L’analyse des données a par ailleurs mis en évidence les limites à l’utilisation de certains

indicateurs en raison de leur faible sensibilité aux variations de densité de populations. En

réponse à cela, il pourrait être intéressant de mettre en place des ICE complémentaires,

comme par exemple le taux de gestation des bichettes. Il apparaît également nécessaire de

réaliser un diagnostic du renouvellement des peuplements forestiers pour compléter

l’approche par le compartiment animal. Enfin, la poursuite de l’analyse spatiale pourrait

permettre de déterminer si la structure paysagère se traduit par une structure démographique,

et ainsi délimiter des unités pertinentes pour la gestion du Cerf.

 

 

Contexte


Au cours des deux dernières décennies, la gestion de la faune sauvage est devenue un véritable

enjeu de société.

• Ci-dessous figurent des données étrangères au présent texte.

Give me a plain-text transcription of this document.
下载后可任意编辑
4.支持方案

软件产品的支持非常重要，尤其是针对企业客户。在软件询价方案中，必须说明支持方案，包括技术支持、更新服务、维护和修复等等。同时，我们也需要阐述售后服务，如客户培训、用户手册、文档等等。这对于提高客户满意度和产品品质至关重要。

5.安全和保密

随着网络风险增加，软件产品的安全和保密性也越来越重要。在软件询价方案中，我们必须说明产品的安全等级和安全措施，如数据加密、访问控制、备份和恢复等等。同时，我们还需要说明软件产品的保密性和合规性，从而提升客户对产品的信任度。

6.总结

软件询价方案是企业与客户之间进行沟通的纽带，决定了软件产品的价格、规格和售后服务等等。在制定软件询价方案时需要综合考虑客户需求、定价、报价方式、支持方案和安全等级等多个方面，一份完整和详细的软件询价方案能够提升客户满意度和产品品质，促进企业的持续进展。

Ainsi, les populations d'ongulés sont au coeur de nombreux problèmes écologiques

et économiques. Par exemple les ongulés sont à l'origine d'un nombre croissant de collisions avec les

véhicules, de la modification de la biodiversité animale et végétale, et de dégâts forestiers et

agricoles. D'un autre côté, la sylviculture et la chasse génèrent des flux d'argent importants.

Aujourd'hui, la chasse se doit de remplir une mission au sein de la société, celle de contrôler les

effectifs des populations d'ongulés. Dans cet objectif, il est donc nécessaire de développer des outils

permettant la gestion des populations animales, et particulièrement celles des ongulés.

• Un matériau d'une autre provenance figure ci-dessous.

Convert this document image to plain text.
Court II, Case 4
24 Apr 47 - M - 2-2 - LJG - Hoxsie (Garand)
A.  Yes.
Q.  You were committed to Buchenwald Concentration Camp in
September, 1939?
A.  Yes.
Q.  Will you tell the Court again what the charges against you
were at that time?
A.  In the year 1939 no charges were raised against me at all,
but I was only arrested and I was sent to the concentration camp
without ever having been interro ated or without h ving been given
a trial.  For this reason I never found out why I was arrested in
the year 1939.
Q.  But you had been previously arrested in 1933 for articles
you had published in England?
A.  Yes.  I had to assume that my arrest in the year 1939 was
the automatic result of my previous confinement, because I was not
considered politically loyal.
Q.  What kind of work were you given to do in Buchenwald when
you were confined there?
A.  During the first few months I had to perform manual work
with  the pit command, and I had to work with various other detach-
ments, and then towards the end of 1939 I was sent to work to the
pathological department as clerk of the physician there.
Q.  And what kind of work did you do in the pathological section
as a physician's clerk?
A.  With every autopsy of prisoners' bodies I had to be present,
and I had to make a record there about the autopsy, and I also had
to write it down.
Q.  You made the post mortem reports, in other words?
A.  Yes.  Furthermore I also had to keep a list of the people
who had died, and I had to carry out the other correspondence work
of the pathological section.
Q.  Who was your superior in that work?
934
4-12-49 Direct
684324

Le massif du Donon est un vaste ensemble forestier inter-régional d'environ 75 000 ha situé dans le

Massif Vosgien, qui s'étend sur les départements de la Moselle, de la Meurthe-et-Moselle, des Vosges

et du Bas-Rhin, sur deux régions administratives, la Lorraine et l'Alsace (Fig. 1). Il concerne environ

200 territoires de chasse, où s’applique le droit général pour deux des départements (Meurthe-et-

Moselle et Vosges), et le droit local pour les deux autres (Moselle et Bas-Rhin), impliquant une

diversité de modes de chasse et de modes de gestion. Le biotope, se développant sur des sols

gréseux, y est relativement pauvre. Les forêts sont caractérisées par des essences résineuses, sapin

et épicéa, et sont gérées majoritairement par traitement régulier. La majeure partie de ces forêts sont

publiques (domaniales et communales). L’altitude s’y échelonne entre 300 et 1000 mètres.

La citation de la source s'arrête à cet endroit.